The damages were awarded to Bryant’s widow, Vanessa, and co-plaintiff Chris Chester, whose wife Sarah and 13-year-old daughter Payton also died in the Jan. 26, 2020, crash on a Calabasas hillside. The jury awarded Bryant $16 million and Chester $15 million.
Jurors in downtown Los Angeles reached their verdict after roughly four and a half hours of deliberations. Vanessa Bryant wept as the verdict was announced.
The damages awarded to the plaintiffs cover past pain and suffering and future emotional damage. The jury found that the Los Angeles County Sheriff’s Department and the Los Angeles County Fire Department violated Bryant and Chester’s constitutional rights.
The jury’s verdict came one day after what would have been Kobe Bryant’s 44th birthday, and it happened on “Mamba Day” in Los Angeles, which celebrates his life each year on Aug. 24, or 8-24, the two numbers he wore during his 20-year career with the Lakers.

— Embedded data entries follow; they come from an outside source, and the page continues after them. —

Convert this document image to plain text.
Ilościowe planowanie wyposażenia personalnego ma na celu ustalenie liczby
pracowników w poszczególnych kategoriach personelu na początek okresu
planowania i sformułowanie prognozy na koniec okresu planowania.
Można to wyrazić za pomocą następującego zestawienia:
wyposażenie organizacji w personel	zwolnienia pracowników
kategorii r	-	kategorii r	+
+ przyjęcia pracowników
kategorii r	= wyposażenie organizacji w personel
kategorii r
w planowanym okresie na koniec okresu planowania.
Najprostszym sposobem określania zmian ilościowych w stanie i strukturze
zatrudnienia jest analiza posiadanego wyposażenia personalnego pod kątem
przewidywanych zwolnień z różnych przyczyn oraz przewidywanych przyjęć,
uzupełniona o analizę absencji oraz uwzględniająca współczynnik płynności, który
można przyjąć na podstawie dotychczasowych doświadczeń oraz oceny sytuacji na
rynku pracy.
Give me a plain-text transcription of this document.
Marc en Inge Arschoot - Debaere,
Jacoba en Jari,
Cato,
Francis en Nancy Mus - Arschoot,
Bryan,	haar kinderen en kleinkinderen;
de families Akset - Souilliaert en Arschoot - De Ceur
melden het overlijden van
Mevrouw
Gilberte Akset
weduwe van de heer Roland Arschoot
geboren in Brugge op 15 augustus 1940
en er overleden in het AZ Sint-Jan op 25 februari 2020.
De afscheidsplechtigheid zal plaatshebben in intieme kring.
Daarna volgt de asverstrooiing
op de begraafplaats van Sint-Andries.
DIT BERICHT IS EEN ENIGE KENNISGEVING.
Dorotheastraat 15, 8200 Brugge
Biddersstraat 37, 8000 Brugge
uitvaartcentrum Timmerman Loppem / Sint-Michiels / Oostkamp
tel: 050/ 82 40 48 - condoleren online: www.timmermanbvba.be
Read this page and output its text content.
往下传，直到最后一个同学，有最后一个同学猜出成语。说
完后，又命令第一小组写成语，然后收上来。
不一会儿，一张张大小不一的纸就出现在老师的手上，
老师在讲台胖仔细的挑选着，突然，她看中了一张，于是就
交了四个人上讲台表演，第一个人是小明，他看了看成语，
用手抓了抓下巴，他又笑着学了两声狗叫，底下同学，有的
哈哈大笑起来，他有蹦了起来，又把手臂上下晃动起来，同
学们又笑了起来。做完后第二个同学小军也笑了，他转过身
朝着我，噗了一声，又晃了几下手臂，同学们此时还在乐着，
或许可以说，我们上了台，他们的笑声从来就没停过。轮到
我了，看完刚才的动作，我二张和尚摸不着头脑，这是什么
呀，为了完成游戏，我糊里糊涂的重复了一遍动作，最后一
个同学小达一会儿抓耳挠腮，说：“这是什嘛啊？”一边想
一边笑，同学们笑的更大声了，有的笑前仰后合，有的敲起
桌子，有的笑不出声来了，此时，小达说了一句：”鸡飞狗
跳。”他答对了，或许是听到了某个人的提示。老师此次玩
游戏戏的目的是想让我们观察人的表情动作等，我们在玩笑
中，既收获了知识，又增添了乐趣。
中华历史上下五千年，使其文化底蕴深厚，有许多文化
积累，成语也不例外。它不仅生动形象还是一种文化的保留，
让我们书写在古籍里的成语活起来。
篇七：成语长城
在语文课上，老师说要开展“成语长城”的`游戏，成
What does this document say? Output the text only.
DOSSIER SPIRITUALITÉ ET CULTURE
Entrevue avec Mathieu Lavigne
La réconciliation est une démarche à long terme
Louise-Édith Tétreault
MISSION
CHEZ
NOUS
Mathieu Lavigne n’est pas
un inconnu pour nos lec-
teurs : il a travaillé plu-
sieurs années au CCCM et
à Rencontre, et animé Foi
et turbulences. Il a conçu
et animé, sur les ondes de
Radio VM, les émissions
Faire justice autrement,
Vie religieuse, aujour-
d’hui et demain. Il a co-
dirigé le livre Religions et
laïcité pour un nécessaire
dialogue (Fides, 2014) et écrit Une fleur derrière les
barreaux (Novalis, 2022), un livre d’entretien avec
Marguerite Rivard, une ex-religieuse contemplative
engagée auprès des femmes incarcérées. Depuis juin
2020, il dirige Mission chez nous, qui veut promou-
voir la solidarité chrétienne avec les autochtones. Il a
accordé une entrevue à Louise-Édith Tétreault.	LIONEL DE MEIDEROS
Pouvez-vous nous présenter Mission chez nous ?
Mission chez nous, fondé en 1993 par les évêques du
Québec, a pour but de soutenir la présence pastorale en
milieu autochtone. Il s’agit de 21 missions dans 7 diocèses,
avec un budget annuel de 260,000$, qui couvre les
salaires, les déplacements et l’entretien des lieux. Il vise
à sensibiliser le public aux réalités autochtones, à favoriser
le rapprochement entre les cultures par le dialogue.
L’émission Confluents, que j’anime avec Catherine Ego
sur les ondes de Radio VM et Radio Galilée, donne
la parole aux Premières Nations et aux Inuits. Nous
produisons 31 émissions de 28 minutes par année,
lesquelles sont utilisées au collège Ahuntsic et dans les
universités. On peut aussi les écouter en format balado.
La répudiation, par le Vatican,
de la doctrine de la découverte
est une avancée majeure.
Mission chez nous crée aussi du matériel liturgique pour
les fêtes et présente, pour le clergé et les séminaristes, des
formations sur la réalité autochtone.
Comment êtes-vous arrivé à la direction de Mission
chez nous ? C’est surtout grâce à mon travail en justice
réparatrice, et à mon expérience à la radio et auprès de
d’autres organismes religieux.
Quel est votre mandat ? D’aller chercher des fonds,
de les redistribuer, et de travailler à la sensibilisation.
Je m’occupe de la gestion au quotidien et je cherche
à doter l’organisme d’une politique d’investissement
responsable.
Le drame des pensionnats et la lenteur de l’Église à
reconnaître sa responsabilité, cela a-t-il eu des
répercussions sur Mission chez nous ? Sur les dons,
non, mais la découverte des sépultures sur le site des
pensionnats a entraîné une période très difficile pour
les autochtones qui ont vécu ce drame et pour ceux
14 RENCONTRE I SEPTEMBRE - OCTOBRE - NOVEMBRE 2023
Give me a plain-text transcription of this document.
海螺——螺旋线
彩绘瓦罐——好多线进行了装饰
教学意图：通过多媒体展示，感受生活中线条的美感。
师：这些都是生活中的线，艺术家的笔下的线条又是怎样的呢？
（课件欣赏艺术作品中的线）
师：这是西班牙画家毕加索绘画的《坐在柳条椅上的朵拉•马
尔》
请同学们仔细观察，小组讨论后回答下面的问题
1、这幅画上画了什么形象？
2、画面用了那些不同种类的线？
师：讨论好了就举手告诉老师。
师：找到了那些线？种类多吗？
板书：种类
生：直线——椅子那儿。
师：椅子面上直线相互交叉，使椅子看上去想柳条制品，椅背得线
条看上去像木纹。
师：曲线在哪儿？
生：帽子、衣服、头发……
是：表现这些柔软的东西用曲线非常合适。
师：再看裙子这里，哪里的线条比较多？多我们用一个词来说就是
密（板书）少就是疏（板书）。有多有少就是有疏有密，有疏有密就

An attorney for Chester had asked the panel to compel the county to pay a total of $75 million split between Kobe Bryant’s widow and Chester for pain and suffering engendered when the pictures were snapped and displayed for no good reason to a bartender, attendees of an awards ceremony and sent by a sheriff’s deputy to a colleague while they were playing a video game.
The plaintiffs argued that county personnel took graphic cell-phone pictures of human remains at the remote Calabasas crash site for their own amusement as “souvenirs” and shared them with other law enforcement personnel and members of the public.
The county has not disputed that some photos were shared with a small number of deputies and firefighters. Defense attorneys maintained that all images taken by first responders were destroyed on orders of the sheriff and fire chief, and no longer exist in any form. The photos never entered the public domain or appeared on the internet, the county insisted.